Image: Reflectivity patterns can distinguish between basal cell carcinoma (L) and squamous cell carcinoma (R) (Photo courtesy of Stevens Institute of Technology).
A new study shows how ultra-high-resolution millimeter-wave imaging (UH-MMWI) can be used to detects skin lesions and determine if they are cancerous or benign.
Developed by researchers at the Stevens Institute of Technology (Hoboken, NJ, USA) and Hackensack University Medical Center (NJ, USA), the new technology can realize three-dimensional (3D) high-contrast images of the skin by taking advantage of intrinsic dielectric contrasts between normal and malignant skin tissues. The system works in the 98 GHz bandwidth, which is also used in cellphones and airport security scanners. As cancerous tumors reflect around 40% more calibrated energy than healthy tissue, it is possible to identify diseased tissue by searching for reflectivity hotspots.
A programmable measurement platform automatically scan the tissues across a rectangular aperture plane, while a frequency domain imaging algorithm processes the recorded signals and generates an image of the cancerous tissue.

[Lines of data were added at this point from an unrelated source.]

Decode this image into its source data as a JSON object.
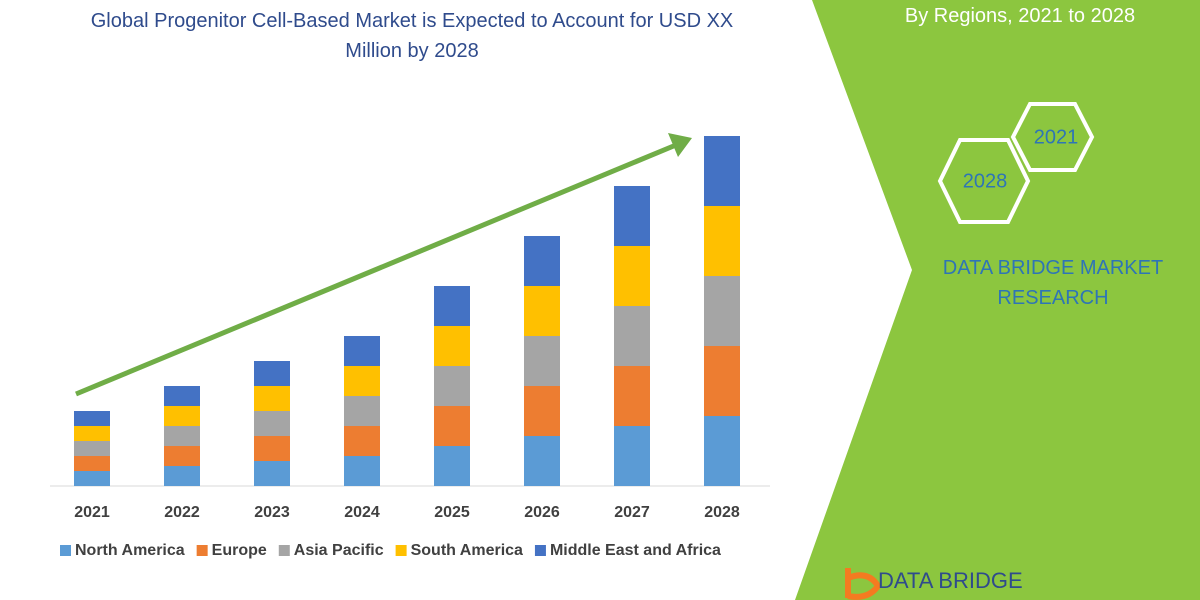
{
  "chart_data": {
    "type": "stacked_bar",
    "title": "Global Progenitor Cell-Based Market is Expected to Account for USD XX Million by 2028",
    "categories": [
      "2021",
      "2022",
      "2023",
      "2024",
      "2025",
      "2026",
      "2027",
      "2028"
    ],
    "series": [
      {
        "name": "North America",
        "color": "#5b9bd5",
        "values": [
          15,
          20,
          25,
          30,
          40,
          50,
          60,
          70
        ]
      },
      {
        "name": "Europe",
        "color": "#ed7d31",
        "values": [
          15,
          20,
          25,
          30,
          40,
          50,
          60,
          70
        ]
      },
      {
        "name": "Asia Pacific",
        "color": "#a5a5a5",
        "values": [
          15,
          20,
          25,
          30,
          40,
          50,
          60,
          70
        ]
      },
      {
        "name": "South America",
        "color": "#ffc000",
        "values": [
          15,
          20,
          25,
          30,
          40,
          50,
          60,
          70
        ]
      },
      {
        "name": "Middle East and Africa",
        "color": "#4472c4",
        "values": [
          15,
          20,
          25,
          30,
          40,
          50,
          60,
          70
        ]
      }
    ],
    "ylim": [
      0,
      352
    ]
  },
  "panel": {
    "subtitle": "By Regions, 2021 to 2028",
    "hex_labels": [
      "2021",
      "2028"
    ],
    "brand": "DATA BRIDGE MARKET RESEARCH",
    "logo": "DATA BRIDGE"
  }
}
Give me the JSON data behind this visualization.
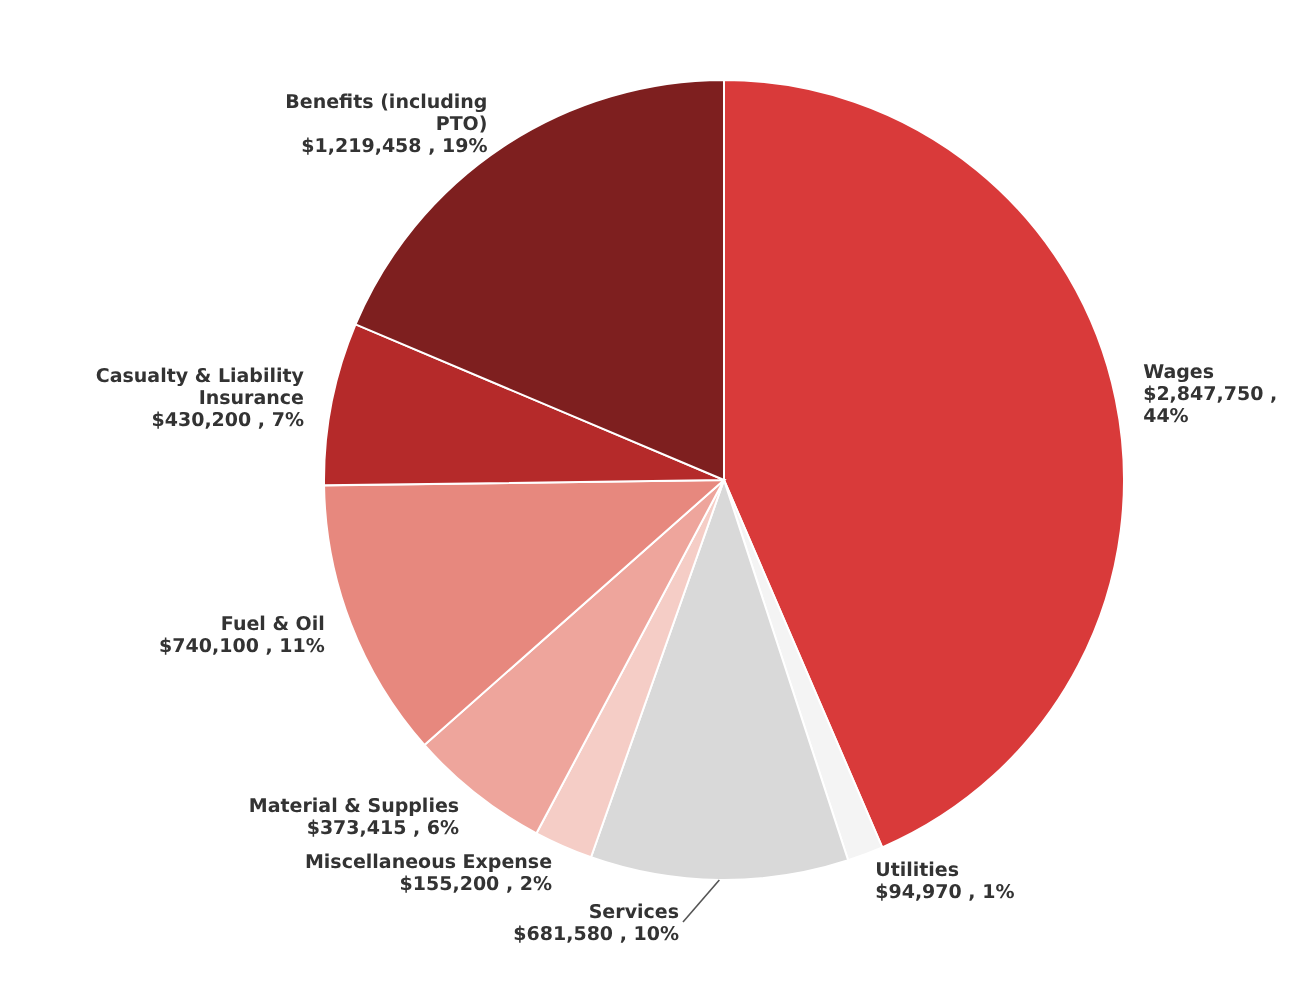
{
  "chart_data": {
    "type": "pie",
    "categories": [
      "Wages",
      "Utilities",
      "Services",
      "Miscellaneous Expense",
      "Material & Supplies",
      "Fuel & Oil",
      "Casualty & Liability Insurance",
      "Benefits (including PTO)"
    ],
    "values": [
      2847750,
      94970,
      681580,
      155200,
      373415,
      740100,
      430200,
      1219458
    ],
    "value_labels": [
      "$2,847,750 , 44%",
      "$94,970 , 1%",
      "$681,580 , 10%",
      "$155,200 , 2%",
      "$373,415 , 6%",
      "$740,100 , 11%",
      "$430,200 , 7%",
      "$1,219,458 , 19%"
    ],
    "colors": [
      "#d93a3a",
      "#f4f4f4",
      "#d9d9d9",
      "#f5cdc6",
      "#eea59c",
      "#e7887e",
      "#b52a2a",
      "#7e1f1f"
    ]
  }
}
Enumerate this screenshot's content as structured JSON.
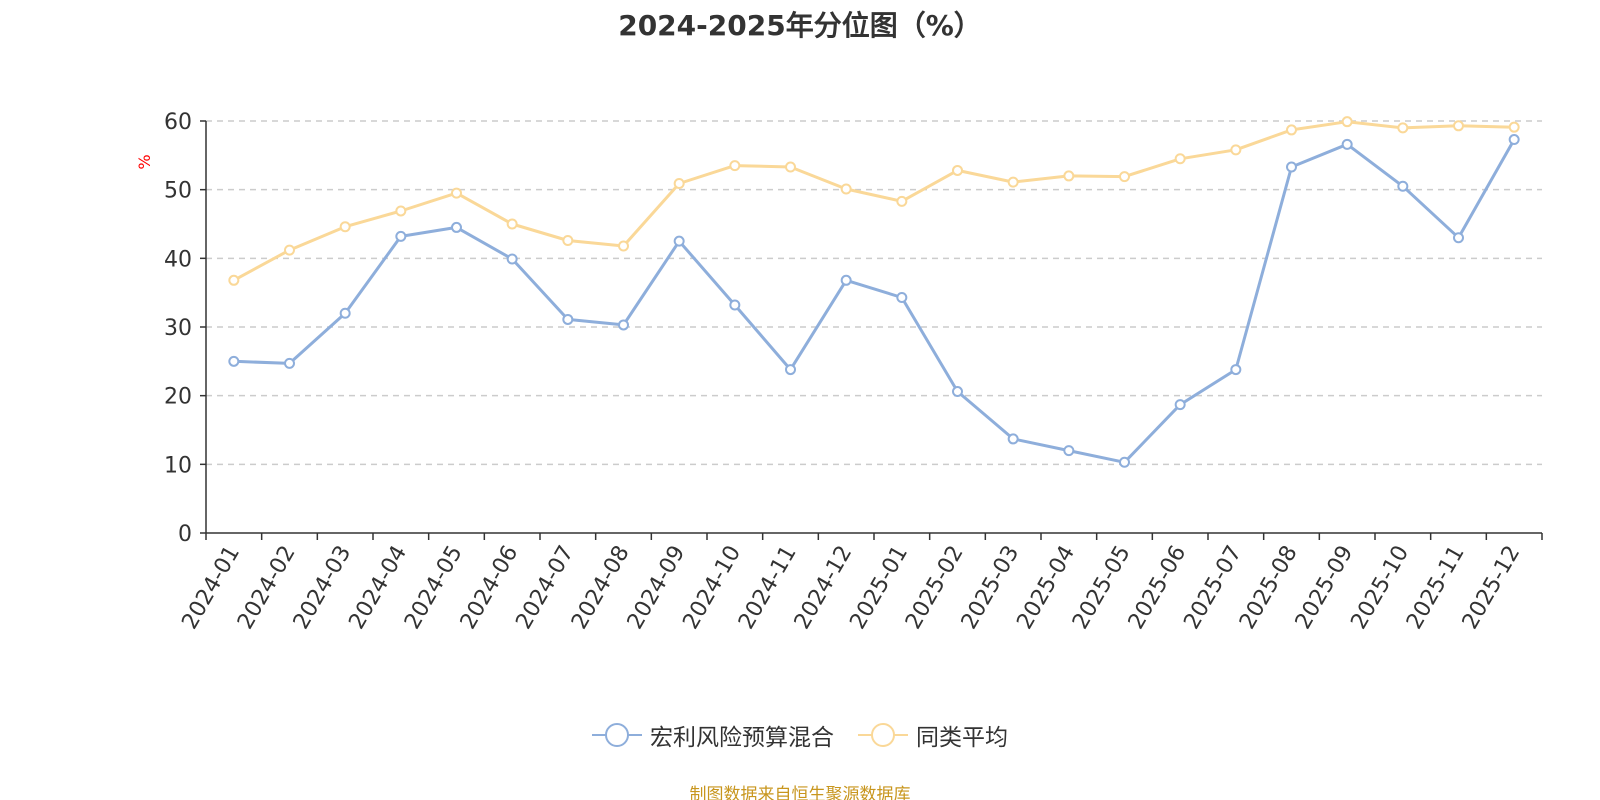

To test the device, the researchers imaged 21 non-melanoma skin cancer specimens and compared them with histopathology. The results revealed a high correlation between MMWI and histological images, with reflectivity values statistically significant higher for cancerous areas compared to normal areas. The study was published on March 4, 2019, in IEEE Transactions on Medical Imaging.
“This technology can be used for rapidly detecting skin cancer. That's a major step forward toward our ultimate goal of developing a handheld device, which would be safe to use directly on the skin for an almost instant diagnostic reading of specific kinds of skin cancer, including lethal melanomas,” said senior author Negar Tavassolian, PhD, director of the Stevens Bio-Electromagnetics Laboratory. “We could place these devices in pharmacies, so people can get checked out and go to a doctor for a follow-up if necessary. People won't need to wait weeks to get results, and that will save lives.”
According to the researchers, it should be possible to keep manufacturing costs below USD 1,000, even at low production volumes, which is similar to the cost of current optical magnifying tools already used by dermatologists, and an order of magnitude cheaper than laser-based imaging tools, which also tend to be slower, bulkier, and less accurate than millimeter-wave scanners.